В голосе Чонгука ничего кроме беспроглядного равнодушия и зимнего холода. Тэхёну по-настоящему становится зябко от этого тона, бурная фантазия от сказанных слов сразу подбрасывает кровавые картинки того, как стальное лезвие вспарывает тонкую кожу резким движением, окропляясь кровью невинного, обнажая богатый «внутренний мир». Тошнота горечью отзывается на корне языка, судорогой сводит горло при мысли о том, как Чонгук потрошит кишки у него на глазах, вырезая причудливые фигурки, обжаривает и заталкивает в рот запачканными в крови пальцами, проталкивая насильно в глотку, не позволяя разжевать.

Ким издает сдавленный гортанный звук и прижимает ладошку к губам, поглядывая на блестящее в другой руке лезвие и не желая думать, что им делали прежде. Нужно собраться.

— Тэхён, не… — подал голос Джихан, напряжённый до предела из-за растягиваемых подобно резине событий. Он был готов к пыткам, к встречи с врагом лицом к лицу, но не к такому дерьму.

Японский выродок создавал грешников своими руками, призывал к незаслуженной жестокости, загонял выбором в угол. Упился кровью невинных с ног до головы и теперь топил в крови других.

Бывший Рейсх пихнул ему в рот тряпку прежде, чем Джихан договорил. Влага впиталась в ткань, язык свело неприятной пульсацией, горечь окутала его, собираясь на кончике, а зубы машинально сомкнулись на вещи.

Чон, удовлетворенный наступившим молчанием, снова обратил все свое внимание на колебающегося Тэхёна. На миг мужчине показалось, что омега сделал шаг в сторону, собираясь попытать счастье и кинуться на него, и видимо передумал, подступив к парню перед ним. Или хотел, чтоб мужчина так решил, потому что в следующий момент сделал резкий выпад вбок. Чонгук рефлекторно стремительно отскочил назад, ожидая удара кинжала, но юноша не собирался ранить его.

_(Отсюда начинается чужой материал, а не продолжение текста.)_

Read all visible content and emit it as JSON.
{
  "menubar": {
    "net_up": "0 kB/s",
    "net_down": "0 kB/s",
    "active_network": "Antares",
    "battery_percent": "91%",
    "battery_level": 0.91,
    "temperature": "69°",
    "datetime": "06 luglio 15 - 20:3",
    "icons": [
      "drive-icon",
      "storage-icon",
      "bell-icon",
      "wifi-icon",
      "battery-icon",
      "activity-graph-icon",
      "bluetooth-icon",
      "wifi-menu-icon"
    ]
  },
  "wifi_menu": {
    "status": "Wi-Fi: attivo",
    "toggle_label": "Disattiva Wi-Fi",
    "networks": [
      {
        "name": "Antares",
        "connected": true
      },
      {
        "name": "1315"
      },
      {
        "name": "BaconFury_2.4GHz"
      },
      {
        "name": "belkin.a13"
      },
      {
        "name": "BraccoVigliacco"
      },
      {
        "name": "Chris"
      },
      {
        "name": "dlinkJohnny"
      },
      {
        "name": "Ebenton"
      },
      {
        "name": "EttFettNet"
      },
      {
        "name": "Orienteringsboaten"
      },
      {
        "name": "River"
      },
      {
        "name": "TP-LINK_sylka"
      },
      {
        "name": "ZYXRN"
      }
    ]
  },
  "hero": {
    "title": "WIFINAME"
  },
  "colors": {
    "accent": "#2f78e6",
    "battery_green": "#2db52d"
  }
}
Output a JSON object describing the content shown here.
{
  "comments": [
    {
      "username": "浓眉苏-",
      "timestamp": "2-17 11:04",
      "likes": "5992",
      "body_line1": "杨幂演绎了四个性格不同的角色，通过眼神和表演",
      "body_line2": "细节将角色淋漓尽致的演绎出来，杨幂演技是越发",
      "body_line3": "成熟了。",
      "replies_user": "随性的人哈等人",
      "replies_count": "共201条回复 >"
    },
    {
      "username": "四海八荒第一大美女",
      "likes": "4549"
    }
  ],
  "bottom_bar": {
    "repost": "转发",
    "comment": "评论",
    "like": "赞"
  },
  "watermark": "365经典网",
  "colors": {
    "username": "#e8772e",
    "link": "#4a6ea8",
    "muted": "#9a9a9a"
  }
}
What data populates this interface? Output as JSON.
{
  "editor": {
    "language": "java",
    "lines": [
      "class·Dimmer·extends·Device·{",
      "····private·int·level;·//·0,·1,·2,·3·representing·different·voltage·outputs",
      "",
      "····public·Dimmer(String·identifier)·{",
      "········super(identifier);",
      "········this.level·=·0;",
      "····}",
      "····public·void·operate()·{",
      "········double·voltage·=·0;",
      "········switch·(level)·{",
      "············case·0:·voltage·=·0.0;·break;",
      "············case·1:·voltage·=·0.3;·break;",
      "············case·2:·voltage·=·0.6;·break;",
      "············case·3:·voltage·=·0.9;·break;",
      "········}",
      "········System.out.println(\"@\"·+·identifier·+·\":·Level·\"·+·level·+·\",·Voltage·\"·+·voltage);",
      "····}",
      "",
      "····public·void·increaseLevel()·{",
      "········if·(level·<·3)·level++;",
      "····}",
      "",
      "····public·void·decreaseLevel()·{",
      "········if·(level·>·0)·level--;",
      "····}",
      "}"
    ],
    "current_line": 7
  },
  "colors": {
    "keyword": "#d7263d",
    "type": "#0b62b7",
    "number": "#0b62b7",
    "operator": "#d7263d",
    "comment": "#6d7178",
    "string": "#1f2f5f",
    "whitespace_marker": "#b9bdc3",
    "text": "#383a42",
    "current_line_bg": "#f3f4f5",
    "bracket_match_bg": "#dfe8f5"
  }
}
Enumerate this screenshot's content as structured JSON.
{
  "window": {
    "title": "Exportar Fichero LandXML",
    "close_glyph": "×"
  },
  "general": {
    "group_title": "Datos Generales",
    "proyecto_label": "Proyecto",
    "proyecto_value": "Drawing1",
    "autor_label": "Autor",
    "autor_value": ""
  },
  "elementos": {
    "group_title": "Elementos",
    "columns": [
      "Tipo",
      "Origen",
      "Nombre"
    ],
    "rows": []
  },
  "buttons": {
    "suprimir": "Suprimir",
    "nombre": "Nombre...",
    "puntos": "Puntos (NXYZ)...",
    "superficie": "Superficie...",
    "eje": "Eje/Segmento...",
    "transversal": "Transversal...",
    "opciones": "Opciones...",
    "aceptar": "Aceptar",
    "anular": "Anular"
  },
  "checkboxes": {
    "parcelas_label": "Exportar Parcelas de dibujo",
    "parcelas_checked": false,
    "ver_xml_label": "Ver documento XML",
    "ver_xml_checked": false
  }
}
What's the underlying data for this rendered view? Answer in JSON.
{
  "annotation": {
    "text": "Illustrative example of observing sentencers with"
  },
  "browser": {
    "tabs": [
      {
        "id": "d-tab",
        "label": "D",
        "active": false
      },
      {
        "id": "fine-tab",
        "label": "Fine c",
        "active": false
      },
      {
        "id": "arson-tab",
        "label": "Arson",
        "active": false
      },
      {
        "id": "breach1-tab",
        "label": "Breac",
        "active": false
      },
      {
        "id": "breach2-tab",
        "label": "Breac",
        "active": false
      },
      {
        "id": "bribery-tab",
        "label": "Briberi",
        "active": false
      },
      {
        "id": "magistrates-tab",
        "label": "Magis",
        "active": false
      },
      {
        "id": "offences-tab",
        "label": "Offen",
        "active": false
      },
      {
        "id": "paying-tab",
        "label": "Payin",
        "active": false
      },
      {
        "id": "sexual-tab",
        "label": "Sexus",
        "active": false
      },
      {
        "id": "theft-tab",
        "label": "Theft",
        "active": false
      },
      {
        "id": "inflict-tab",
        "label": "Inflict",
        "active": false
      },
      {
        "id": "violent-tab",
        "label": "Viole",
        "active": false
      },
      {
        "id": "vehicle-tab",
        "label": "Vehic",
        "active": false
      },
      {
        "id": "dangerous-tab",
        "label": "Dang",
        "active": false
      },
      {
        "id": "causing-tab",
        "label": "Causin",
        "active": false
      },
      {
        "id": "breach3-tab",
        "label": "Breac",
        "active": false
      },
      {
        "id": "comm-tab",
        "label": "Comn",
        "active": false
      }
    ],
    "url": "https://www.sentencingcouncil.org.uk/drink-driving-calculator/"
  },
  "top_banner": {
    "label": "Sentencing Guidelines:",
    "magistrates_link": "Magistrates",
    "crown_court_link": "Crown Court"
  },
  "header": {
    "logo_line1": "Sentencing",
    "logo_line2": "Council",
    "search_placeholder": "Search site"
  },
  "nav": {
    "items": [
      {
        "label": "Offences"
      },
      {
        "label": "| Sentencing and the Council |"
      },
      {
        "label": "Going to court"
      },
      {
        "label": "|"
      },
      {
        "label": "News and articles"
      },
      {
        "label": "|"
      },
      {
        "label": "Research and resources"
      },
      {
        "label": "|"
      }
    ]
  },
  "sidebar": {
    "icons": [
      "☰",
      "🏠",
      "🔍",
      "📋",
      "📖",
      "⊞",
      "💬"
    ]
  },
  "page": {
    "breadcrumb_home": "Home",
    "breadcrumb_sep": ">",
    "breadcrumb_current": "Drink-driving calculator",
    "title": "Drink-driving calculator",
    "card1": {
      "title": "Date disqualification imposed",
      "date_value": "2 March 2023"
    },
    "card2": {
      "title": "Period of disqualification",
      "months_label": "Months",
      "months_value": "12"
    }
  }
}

Птичка усвоила урок с прошлой встречи и хорошенько почувствовала разницу в весовой категории, поэтому сделала умнее: разрезала путы, сковывающие корейского солдата, и передала кинжал ему. Омега-надзиратель, сидевший на стуле, поначалу зажмурился, ожидая ранения в живот, но боли не последовало: грохот, возглас, шорох и шум заполнили помещение. Приоткрыв глаза и заметив пытающегося скрыться за крепкой спиной Джихана Тэхёна, он цепко схватил его за запястье и толкнул в сторону Чонгука.

Рейсх без колебаний опутал тонкую талию одной рукой, а второй приставил острие выхваченного ранее из крепежа под коленом ножа к горлу, с ухмылкой глядя на воинственного До с кинжалом в руке.

— Я проткну ему глотку, если ты не вернешь это мне, — Чон выразительно кивнул в сторону орудия и сильнее сжал пальцы на талии Кима. — Как некрасиво, птичка. Я думал мы нашли общий язык, ты бы занял почетное место, и надо было так жутко меня подвести. Ничего, я сегодня щедрый, прощу тебя, — мужчина хмыкнул, наблюдая внимательно за Джиханом.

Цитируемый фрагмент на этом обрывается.